It appears more and more economists are beginning to think so.
By Howard Gold
NEW YORK (MarketWatch) — Slowly, over the last year, it’s begun to dawn on us: The economic recovery isn’t really making a dent in unemployment.
The public knew this much earlier than economists or pundits did, and as for politicians — don’t ask!
Survey after survey showed Americans didn’t believe the economy was recovering. And people who commented on MarketWatch articles have been downright hostile to any notion that either the markets or the economy were getting better.
But economists need hard data before changing their minds. And over the past few months, more and more of them have concluded that indeed the depth of this particular recession and its roots in the financial crisis have combined with structural changes in the economy to push the so-called “natural” unemployment rate in the U.S. permanently higher.
Read Howard Gold’s analysis “White-Collar Recession, Blue-Collar Depression” on MoneyShow.com.
If they’re right, it would be bad news for millions of Americans whose prospects are bleak enough already. It also would make the U.S. economy more like the Europe we’ve routinely derided — without the social safety net European countries typically provide.
I hope I’m wrong and the fabled American ingenuity in which I strongly believe — and whose most shining star, the great Steve Jobs, died last week — kicks in with new fervor.
But it looks increasingly like that will not be a panacea this time around, either.
Listen to Charles Plosser, president of the Federal Reserve Bank of Philadelphia, in a speech a couple of weeks ago.
“These numbers are troubling, especially when more than 40% of the unemployed, or some six million people, have been out of work for 27 weeks or longer,” he said.
“Millions of unemployed workers may take longer to find jobs because their skills have depreciated or they may need to seek employment in other sectors. These structural issues will take time to resolve. Jobs and workers will need to be reallocated across the economy, which is a long and slow process.”
A structural change
Did you catch the word structural? It was no accident. Here’s Atlanta Fed president Dennis Lockhart in a speech two days earlier.
“To me, it is not clear to what degree structural factors are impeding the filling of job vacancies,” he said.
“And… it is not clear to what extent the long-term unemployed are becoming a class of permanently unemployed, creating a problem resembling the so-called structural unemployment of some European countries.”
Again, notice the use of the word structural — twice. And note how Lockhart speculated about a “class of permanently unemployed” which he compared with “some European countries.”
When top officials start speaking like this within days of each other, something’s up.
You will find the rest of the article at this link.
Mr. Gold goes on to correctly identify the horrible housing market as being one of the impediments to economic recovery. I have long felt that real estate, both commercial and residential, have always been one of the main underpinnings of our economy, as you could always count on prices to at least remain steady, if not actually go up – regardless of the economic conditions.

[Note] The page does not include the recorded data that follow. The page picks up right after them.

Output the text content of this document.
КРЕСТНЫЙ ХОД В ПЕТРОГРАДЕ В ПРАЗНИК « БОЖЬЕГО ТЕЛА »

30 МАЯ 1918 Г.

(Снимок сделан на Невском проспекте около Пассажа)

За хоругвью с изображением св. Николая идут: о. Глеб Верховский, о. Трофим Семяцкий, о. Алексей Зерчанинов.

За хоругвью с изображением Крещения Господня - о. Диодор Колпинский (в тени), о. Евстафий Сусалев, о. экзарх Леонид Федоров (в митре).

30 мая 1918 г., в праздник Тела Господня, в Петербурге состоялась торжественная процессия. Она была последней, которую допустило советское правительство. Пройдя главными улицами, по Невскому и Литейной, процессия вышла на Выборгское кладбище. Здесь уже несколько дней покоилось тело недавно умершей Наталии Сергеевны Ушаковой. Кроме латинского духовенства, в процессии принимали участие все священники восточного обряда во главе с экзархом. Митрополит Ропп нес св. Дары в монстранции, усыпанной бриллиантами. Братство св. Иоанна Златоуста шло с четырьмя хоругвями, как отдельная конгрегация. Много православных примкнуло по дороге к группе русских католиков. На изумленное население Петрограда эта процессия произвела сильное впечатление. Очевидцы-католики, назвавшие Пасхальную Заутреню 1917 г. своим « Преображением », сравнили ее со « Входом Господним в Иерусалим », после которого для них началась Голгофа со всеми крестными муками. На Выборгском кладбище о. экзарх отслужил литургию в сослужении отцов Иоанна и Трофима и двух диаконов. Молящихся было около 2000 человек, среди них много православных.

We do not have that anymore, and as someone who spent over twenty-five years in a related industry, I do not see it coming back anytime in the near future, as I believe we are looking at at least a decade for this to flesh itself out – perhaps even longer.
Gold also mentions that companies are sitting on piles of cash but are not hiring. I wish he had expanded on this a bit, as I think one of the main reasons is that employers are uncertain about, and not a little scared of, massive government regulations that are beginning to come on-line, both the ones that are known as well as what may be coming down the road but are yet unknown.
One thing is certain – as long as the current administration remains in power, there is not going to be any economic recovery to speak of, and it is beginning to look to me like another major downturn is just around the corner.
Better hang on tight, because I think we are in for a long, hard ride.